Question

I read on en.Wikipedia that "Big-endian systems store the most significant byte of a word at the smallest memory address and the least significant byte at the largest. A little-endian system, in contrast, stores the least-significant byte at the smallest address."
But I don't know what is "the smallest memory address", and how does "Big-endianness is the dominant ordering in networking protocols, such as in the internet protocol suite, where it is referred to as network order, transmitting the most significant byte first", in those type of protocols, the first is accessed the smallest memory address and in little-endian system is accessed the memory address?

Was it helpful?

Solution

If the map of memory bytes were arranged from left to right in incremental address order, the smallest address is on the left. The largest address is on the right.

Let's say you are storing the 32-bit value, 19088743, which is 0x01234567 in hex, at address 0x1000. Hence, the 4-byte value will span over the 4 bytes at memory address 0x1000, 0x1001, 0x1002, and 0x1003

In big endian, the 01 is stored at 0x1000 (the smallest address) and the 67 is stored at 0x1003 (the largest address). Exactly how you would think of it if you had never heard of little endian.

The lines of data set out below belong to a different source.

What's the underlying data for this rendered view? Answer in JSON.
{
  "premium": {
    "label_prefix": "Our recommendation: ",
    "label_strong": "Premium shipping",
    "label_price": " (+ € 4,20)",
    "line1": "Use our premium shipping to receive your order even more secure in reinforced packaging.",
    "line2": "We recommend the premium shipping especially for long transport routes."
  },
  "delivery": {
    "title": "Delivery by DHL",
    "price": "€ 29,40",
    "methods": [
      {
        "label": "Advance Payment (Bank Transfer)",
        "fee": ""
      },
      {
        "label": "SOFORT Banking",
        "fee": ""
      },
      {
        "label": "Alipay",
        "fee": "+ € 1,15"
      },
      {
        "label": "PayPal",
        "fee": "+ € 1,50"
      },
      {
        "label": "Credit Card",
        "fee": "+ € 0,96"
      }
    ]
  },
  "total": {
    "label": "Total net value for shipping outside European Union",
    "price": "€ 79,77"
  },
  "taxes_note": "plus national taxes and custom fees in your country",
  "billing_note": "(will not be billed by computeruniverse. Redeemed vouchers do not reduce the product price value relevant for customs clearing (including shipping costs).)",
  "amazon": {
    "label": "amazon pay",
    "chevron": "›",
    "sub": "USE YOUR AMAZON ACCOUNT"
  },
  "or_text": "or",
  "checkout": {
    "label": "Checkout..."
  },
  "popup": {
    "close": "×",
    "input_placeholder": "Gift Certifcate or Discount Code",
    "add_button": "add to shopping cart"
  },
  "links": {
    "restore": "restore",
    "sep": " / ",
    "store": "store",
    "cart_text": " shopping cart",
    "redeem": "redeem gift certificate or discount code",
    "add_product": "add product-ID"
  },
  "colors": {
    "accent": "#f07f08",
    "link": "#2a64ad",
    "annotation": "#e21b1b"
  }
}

In little endian, the 01 is stored at 0x1003 (the largest address) and the 67 is stored at 0x01000 (the smallest address).

Big Endian and Network Byte Order generally mean the same thing.

Big Endian

|===================================|
| 0x1000 | 0x1001 | 0x1002 | 0x1003 |
|-----------------------------------|
|  0x01  |  0x23  |  0x45  |  0x67  |
|===================================|

Little Endian

|===================================|
| 0x1000 | 0x1001 | 0x1002 | 0x1003 |
|-----------------------------------|
|  0x67  |  0x45  |  0x23  |  0x01  |
|===================================|

OTHER TIPS

Say you have a computer with one GiB of memory, that is with $2^{30}$ bytes. You will have some mental image how this memory is arranged, from left to right, from right to left (People who are used to writing from left to right usually don’t do that), from top to bottom, or from bottom to top. That’s purely in your mind (or a drawing on paper), but whatever mental image you have, there’s a first and a last byte.

Usually you have a mapping from integer to memory bytes. In that case, you would likely associate the lowest number wit the first byte. Note that the lowest number is often not 0.